Geridas por organizações sociais (privadas, que recebem dinheiro público), as Unidades de Pronto Atendimento (UPAs) também foram sacrificadas, e chegaram a recusar pacientes. Com salários atrasados, parte dos funcionários vem limitando o horário de trabalho. Nesta terça-feira, a cuidadora de idosos Maria do Socorro Araújo, de 43 anos, reclamava de dor em frente à UPA de Botafogo, na zona sul.
“Cheguei com muita dor pélvica, a médica me olhou e me deu uma receita para comprar remédio na farmácia. A UPA tinha de fornecer. Não tenho plano de saúde nem dinheiro sobrando. Moro na Baixada Fluminense e lá ainda está muito pior”, afirmou.
Sua prima, a diarista Ineide Araújo, de 42 anos, chamou a situação de “filme de terror”. “Vimos uma moça com hemorragia saindo daqui aos prantos, se esvaindo em sangue. É uma situação revoltante, e o pior é que eu acho que é só o começo”, disse.
A penúria nas polícias Militar e Civil se traduz no racionamento de combustíveis das patrulhas, que resulta na diminuição do patrulhamento, e na falta de insumos básicos para registro de ocorrências.
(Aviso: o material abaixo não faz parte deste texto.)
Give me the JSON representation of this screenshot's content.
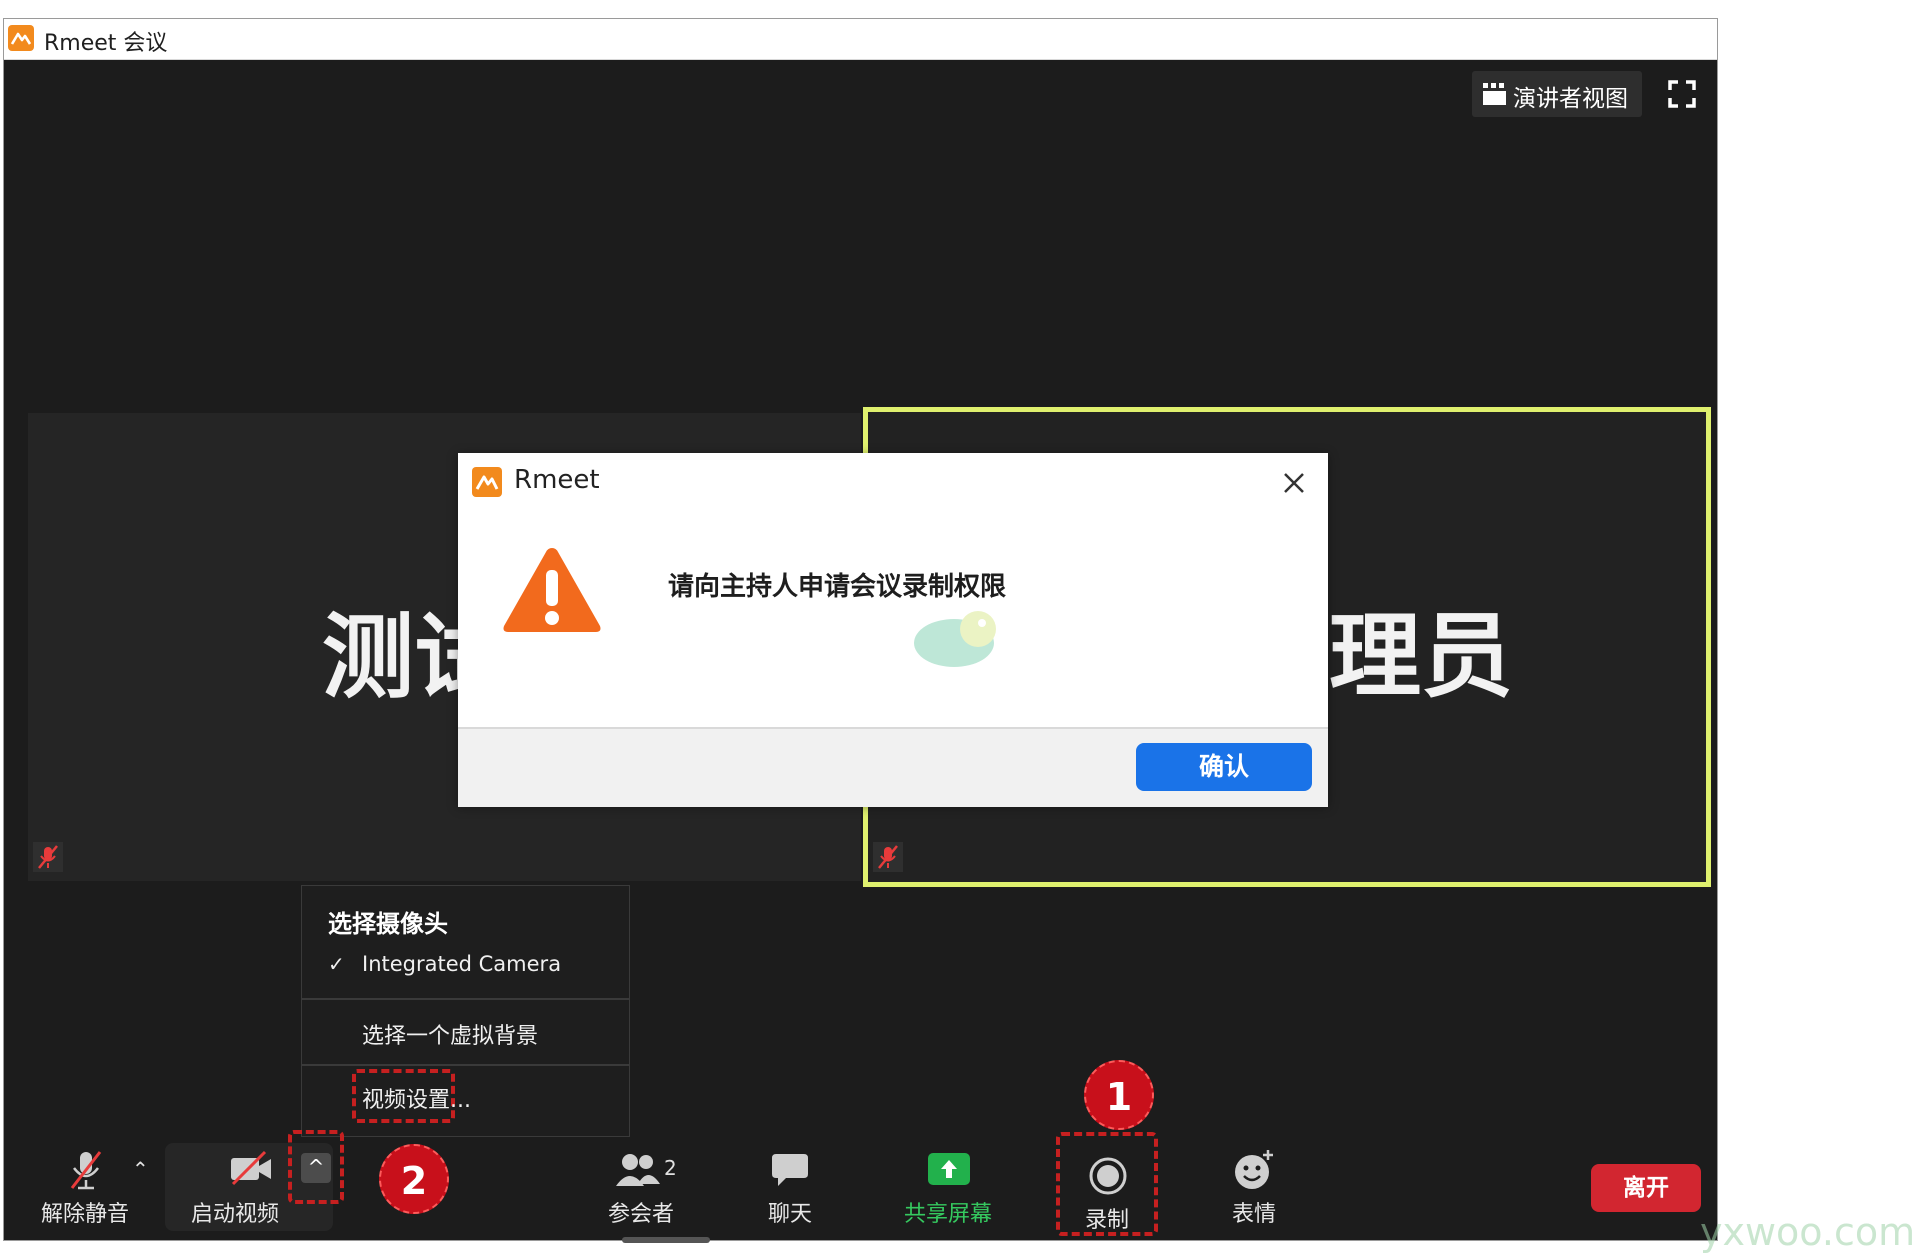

Na delegacia do Catete, na zona sul, a solução veio de moradores. A professora aposentada Maria Thereza Sombra, de 72 anos, presidente de uma associação que abrange 6 mil moradores, mobilizou os vizinhos para conseguir material para a unidade: compraram papel A4, toner para impressora, grampeador, papel higiênico, e os policiais foram buscar. “Eu me sinto na obrigação de ajudar”, contou. Um outro morador, que tem uma empresa de segurança, mandou instalar câmeras na delegacia, que já foi assaltada uma vez. As informações são do jornal O Estado de S. Paulo.